The Bucs' coaches disagree. They keep referring to Mike Glennon as their "quarterback of the future", but their actions say differently. They keep emphasizing that Josh McCown is their signal caller. He's the man they trust. He's a real leader, someone who can bring the team together and get them going where they need to go.
Quarterbacks coach Marcus Arroyo said yesterday that they'd lost "zero" confidence in Josh McCown. Lovie Smith praised McCown's play, outside of that one interception. In fact, Smith actually emphasized McCown's ability to run the ball -- something that certainly distinguishes him from Mike Glennon.
After expressing disapproval of McCown's interceptions, Arroyo praised him for everything else. "The success rate and the analytics that we’re looking at as far as what we believe at that position, he’s doing a lot really good things and we trust that it’s only going to get better."

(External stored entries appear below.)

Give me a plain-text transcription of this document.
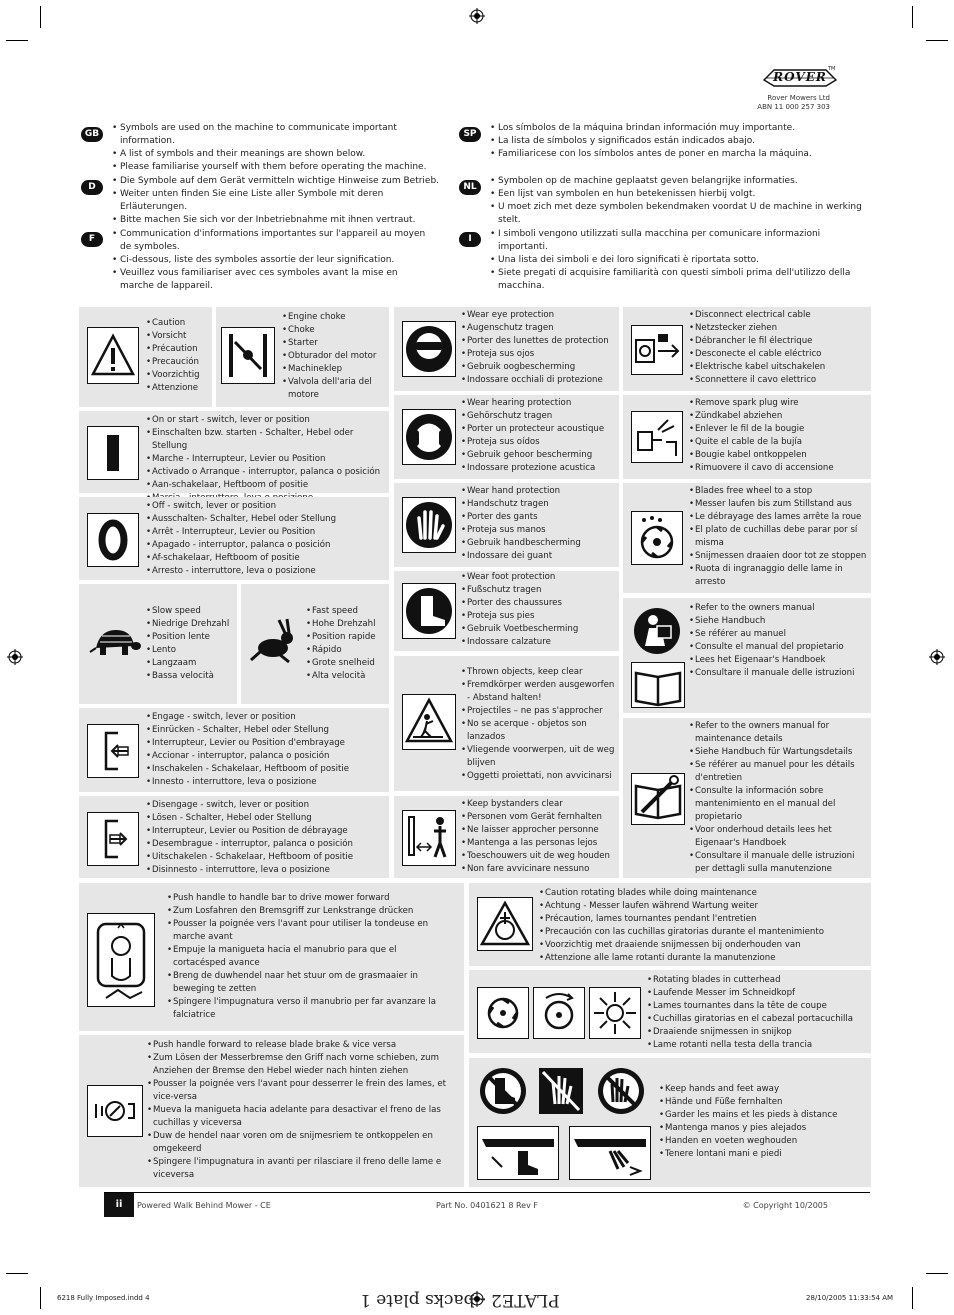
ROVER
TM
Rover Mowers Ltd
ABN 11 000 257 303
GB
• Symbols are used on the machine to communicate important information.
• A list of symbols and their meanings are shown below.
• Please familiarise yourself with them before operating the machine.
D
• Die Symbole auf dem Gerät vermitteln wichtige Hinweise zum Betrieb.
• Weiter unten finden Sie eine Liste aller Symbole mit deren Erläuterungen.
• Bitte machen Sie sich vor der Inbetriebnahme mit ihnen vertraut.
F	• Communication d'informations importantes sur l'appareil au moyen de symboles.
• Ci-dessous, liste des symboles assortie der leur signification.
• Veuillez vous familiariser avec ces symboles avant la mise en marche de lappareil.
SP
• Los símbolos de la máquina brindan información muy importante.
• La lista de símbolos y significados están indicados abajo.
• Familiaricese con los símbolos antes de poner en marcha la máquina.
NL
• Symbolen op de machine geplaatst geven belangrijke informaties.
• Een lijst van symbolen en hun betekenissen hierbij volgt.
• U moet zich met deze symbolen bekendmaken voordat U de machine in werking stelt.
I	• I simboli vengono utilizzati sulla macchina per comunicare informazioni importanti.
• Una lista dei simboli e dei loro significati è riportata sotto.
• Siete pregati di acquisire familiarità con questi simboli prima dell'utilizzo della macchina.
• Caution
• Vorsicht
• Précaution
• Precaución
• Voorzichtig
• Attenzione
• Engine choke
• Choke
• Starter
• Obturador del motor
• Machineklep
• Valvola dell'aria del motore
• On or start - switch, lever or position
• Einschalten bzw. starten - Schalter, Hebel oder Stellung
• Marche - Interrupteur, Levier ou Position
• Activado o Arranque - interruptor, palanca o posición
• Aan-schakelaar, Heftboom of positie
•
• Off - switch, lever or position
• Ausschalten- Schalter, Hebel oder Stellung
• Arrêt - Interrupteur, Levier ou Position
• Apagado - interruptor, palanca o posición
• Af-schakelaar, Heftboom of positie
• Arresto - interruttore, leva o posizione
• Slow speed
• Niedrige Drehzahl
• Position lente
• Lento
• Langzaam
• Bassa velocità
• Fast speed
• Hohe Drehzahl
• Position rapide
• Rápido
• Grote snelheid
• Alta velocità
• Engage - switch, lever or position
• Einrücken - Schalter, Hebel oder Stellung
• Interrupteur, Levier ou Position d'embrayage
• Accionar - interruptor, palanca o posición
• Inschakelen - Schakelaar, Heftboom of positie
• Innesto - interruttore, leva o posizione
• Disengage - switch, lever or position
• Lösen - Schalter, Hebel oder Stellung
• Interrupteur, Levier ou Position de débrayage
• Desembrague - interruptor, palanca o posición
• Uitschakelen - Schakelaar, Heftboom of positie
• Disinnesto - interruttore, leva o posizione
• Wear eye protection
• Augenschutz tragen
• Porter des lunettes de protection
• Proteja sus ojos
• Gebruik oogbescherming
• Indossare occhiali di protezione
• Wear hearing protection
• Gehörschutz tragen
• Porter un protecteur acoustique
• Proteja sus oídos
• Gebruik gehoor bescherming
• Indossare protezione acustica
• Wear hand protection
• Handschutz tragen
• Porter des gants
• Proteja sus manos
• Gebruik handbescherming
• Indossare dei guant
• Wear foot protection
• Fußschutz tragen
• Porter des chaussures
• Proteja sus pies
• Gebruik Voetbescherming
• Indossare calzature
• Thrown objects, keep clear
• Fremdkörper werden ausgeworfen - Abstand halten!
• Projectiles – ne pas s'approcher
• No se acerque - objetos son lanzados
• Vliegende voorwerpen, uit de weg blijven
• Oggetti proiettati, non avvicinarsi
• Keep bystanders clear
• Personen vom Gerät fernhalten
• Ne laisser approcher personne
• Mantenga a las personas lejos
• Toeschouwers uit de weg houden
• Non fare avvicinare nessuno
• Disconnect electrical cable
• Netzstecker ziehen
• Débrancher le fil électrique
• Desconecte el cable eléctrico
• Elektrische kabel uitschakelen
• Sconnettere il cavo elettrico
• Remove spark plug wire
• Zündkabel abziehen
• Enlever le fil de la bougie
• Quite el cable de la bujía
• Bougie kabel ontkoppelen
• Rimuovere il cavo di accensione
• Blades free wheel to a stop
• Messer laufen bis zum Stillstand aus
• Le débrayage des lames arrête la roue
• El plato de cuchillas debe parar por sí misma
• Snijmessen draaien door tot ze stoppen
• Ruota di ingranaggio delle lame in arresto
• Refer to the owners manual
• Siehe Handbuch
• Se référer au manuel
• Consulte el manual del propietario
• Lees het Eigenaar's Handboek
• Consultare il manuale delle istruzioni
• Refer to the owners manual for maintenance details
• Siehe Handbuch für Wartungsdetails
• Se référer au manuel pour les détails d'entretien
• Consulte la información sobre mantenimiento en el manual del propietario
• Voor onderhoud details lees het Eigenaar's Handboek
• Consultare il manuale delle istruzioni per dettagli sulla manutenzione
• Push handle to handle bar to drive mower forward
• Zum Losfahren den Bremsgriff zur Lenkstrange drücken
• Pousser la poignée vers l'avant pour utiliser la tondeuse en marche avant
• Empuje la manigueta hacia el manubrio para que el cortacésped avance
• Breng de duwhendel naar het stuur om de grasmaaier in beweging te zetten
• Spingere l'impugnatura verso il manubrio per far avanzare la falciatrice
• Push handle forward to release blade brake & vice versa
• Zum Lösen der Messerbremse den Griff nach vorne schieben, zum Anziehen der Bremse den Hebel wieder nach hinten ziehen
• Pousser la poignée vers l'avant pour desserrer le frein des lames, et vice-versa
• Mueva la manigueta hacia adelante para desactivar el freno de las cuchillas y viceversa
• Duw de hendel naar voren om de snijmesriem te ontkoppelen en omgekeerd
• Spingere l'impugnatura in avanti per rilasciare il freno delle lame e viceversa
• Caution rotating blades while doing maintenance
• Achtung - Messer laufen während Wartung weiter
• Précaution, lames tournantes pendant l'entretien
• Precaución con las cuchillas giratorias durante el mantenimiento
• Voorzichtig met draaiende snijmessen bij onderhouden van
• Attenzione alle lame rotanti durante la manutenzione
• Rotating blades in cutterhead
• Laufende Messer im Schneidkopf
• Lames tournantes dans la tête de coupe
• Cuchillas giratorias en el cabezal portacuchilla
• Draaiende snijmessen in snijkop
• Lame rotanti nella testa della trancia
• Keep hands and feet away
• Hände und Füße fernhalten
• Garder les mains et les pieds à distance
• Mantenga manos y pies alejados
• Handen en voeten weghouden
• Tenere lontani mani e piedi
ii	Powered Walk Behind Mower - CE	Part No. 0401621 8 Rev F	© Copyright 10/2005
6218 Fully Imposed.indd 4	28/10/2005 11:33:54 AM
PLATE2 - backs plate 1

That isn't necessarily incongruous: McCown completed 76% of his passes for 8.5 yards per attempt against the Rams, adding two touchdowns on the ground and being sacked only once. That really is pretty good. It's just that that one play (justifiably) stands out. That one play genuinely does make the rest look worse -- and if he can't eliminate those one plays, he should be replaced.
But we're not at that point. Not yet, anyway. For now, they can dismiss those interceptions as incidental mistakes that won't happen again. And as long as the Bucs believe, right or wrong, that McCown's interceptions won't be structural issues, he will remain their starting quarterback.